Hamju County is a county in South Hamgyong province, North Korea.

==Physical features==
The county's highest point is Norabong. The chief river is the Sangch'ŏn River (상천강). Aside from the coastal area, Hamju is mountainous throughout. It is cold, but is distinguished by the occurrence of foehn winds in the upland areas. Due to this, the climate is milder than the Yellow Sea coastal regions.

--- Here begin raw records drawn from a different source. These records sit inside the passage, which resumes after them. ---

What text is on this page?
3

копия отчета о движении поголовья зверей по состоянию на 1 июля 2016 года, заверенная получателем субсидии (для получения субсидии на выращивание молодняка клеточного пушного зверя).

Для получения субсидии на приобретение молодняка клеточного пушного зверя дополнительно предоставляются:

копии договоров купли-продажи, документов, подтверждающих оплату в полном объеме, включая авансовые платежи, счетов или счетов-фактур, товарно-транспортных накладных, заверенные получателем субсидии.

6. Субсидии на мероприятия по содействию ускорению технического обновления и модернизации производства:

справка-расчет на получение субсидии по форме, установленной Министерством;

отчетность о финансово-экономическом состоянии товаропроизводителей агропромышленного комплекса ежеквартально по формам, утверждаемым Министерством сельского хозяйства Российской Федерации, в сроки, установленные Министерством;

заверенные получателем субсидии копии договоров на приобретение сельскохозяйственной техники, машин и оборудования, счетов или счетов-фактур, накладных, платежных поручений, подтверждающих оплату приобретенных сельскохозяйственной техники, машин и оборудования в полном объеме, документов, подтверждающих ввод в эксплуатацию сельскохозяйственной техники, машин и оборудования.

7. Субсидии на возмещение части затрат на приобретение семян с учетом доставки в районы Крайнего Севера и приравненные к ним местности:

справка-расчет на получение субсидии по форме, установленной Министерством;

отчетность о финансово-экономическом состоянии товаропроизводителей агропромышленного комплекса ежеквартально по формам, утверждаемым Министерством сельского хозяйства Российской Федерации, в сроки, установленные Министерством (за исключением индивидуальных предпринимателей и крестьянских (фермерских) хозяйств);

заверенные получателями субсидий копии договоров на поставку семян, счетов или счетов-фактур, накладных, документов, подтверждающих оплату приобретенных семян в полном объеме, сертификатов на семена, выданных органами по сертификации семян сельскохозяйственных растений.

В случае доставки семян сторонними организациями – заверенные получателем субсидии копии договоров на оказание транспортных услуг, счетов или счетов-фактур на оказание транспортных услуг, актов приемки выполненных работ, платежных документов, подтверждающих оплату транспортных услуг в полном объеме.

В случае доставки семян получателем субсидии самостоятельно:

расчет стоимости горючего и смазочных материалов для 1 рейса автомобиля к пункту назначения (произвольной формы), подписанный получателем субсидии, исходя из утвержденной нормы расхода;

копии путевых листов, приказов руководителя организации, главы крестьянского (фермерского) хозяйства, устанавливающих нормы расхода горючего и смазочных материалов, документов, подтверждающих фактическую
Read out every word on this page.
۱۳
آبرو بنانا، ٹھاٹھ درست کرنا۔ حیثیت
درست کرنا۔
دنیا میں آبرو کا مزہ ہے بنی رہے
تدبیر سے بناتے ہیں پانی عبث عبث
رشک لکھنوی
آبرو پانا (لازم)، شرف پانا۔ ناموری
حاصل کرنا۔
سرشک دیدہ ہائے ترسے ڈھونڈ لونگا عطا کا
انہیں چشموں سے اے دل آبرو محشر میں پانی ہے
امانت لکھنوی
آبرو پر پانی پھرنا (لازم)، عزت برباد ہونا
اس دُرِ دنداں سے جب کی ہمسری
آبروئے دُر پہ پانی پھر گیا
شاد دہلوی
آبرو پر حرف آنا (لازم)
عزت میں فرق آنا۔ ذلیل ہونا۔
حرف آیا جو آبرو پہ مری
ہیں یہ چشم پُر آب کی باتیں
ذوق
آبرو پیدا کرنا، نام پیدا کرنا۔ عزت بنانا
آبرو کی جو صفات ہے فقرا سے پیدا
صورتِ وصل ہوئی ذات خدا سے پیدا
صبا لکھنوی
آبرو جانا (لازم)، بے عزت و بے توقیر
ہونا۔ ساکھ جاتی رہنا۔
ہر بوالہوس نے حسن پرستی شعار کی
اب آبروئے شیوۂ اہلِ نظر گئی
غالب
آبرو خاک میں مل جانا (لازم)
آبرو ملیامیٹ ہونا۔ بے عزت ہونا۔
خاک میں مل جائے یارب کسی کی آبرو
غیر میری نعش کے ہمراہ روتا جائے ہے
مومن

==Administrative divisions==
Hamju county is divided into 1 ŭp (town) and 36 ri (villages):

| * Hamju-ŭp * Chaeal-li * Chisŏng-ri * Choyang-ri * Chusŏl-li * Ch'ŏngwŏl-li * Ch'usang-ri * Hangsu-ri * Hongbong-ri * Hŭngsŏ-ri * Koyang-ri * Kusang-ri * Puhŭng-ri * Pulgŭnbyŏl-li * P'ogu-ri * P'ohang-ri * P'ungsong-ri * P'ungsŏng-ri * Rodong-ri | * Ryong'al-li * Ryŏnji-ri * Ryŏnp'o-ri * Sangch'ang-ri * Sangjung-ri * Sindŏng-ri * Singyŏng-ri * Sinha-ri * Sinsang-ri * Sinsŏl-li * Songjŏng-ri * Sudong-ri * Suhŭng-ri * Tong'am-ri * Tongbong-ri * Tongwŏl-li * Unbong-ri * Undong-ri * Wŏndong-ri |

==Economy==
===Agriculture and fishery===
In the level regions, a large amount of rice is produced. Most agriculture in the county is dry-field farming, with crops including Deccan millet, red beans, soybeans, potatoes, and vegetables. Silkworms and livestock are also widely raised, and fishing is carried out along the coast.

===Mining===
Mining also takes place, with deposits of iron ore, cuprite, and other minerals.

==Transport==
Hamju county is served by the P'yŏngra and Kŭmgol lines of the Korean State Railway, and by various roads.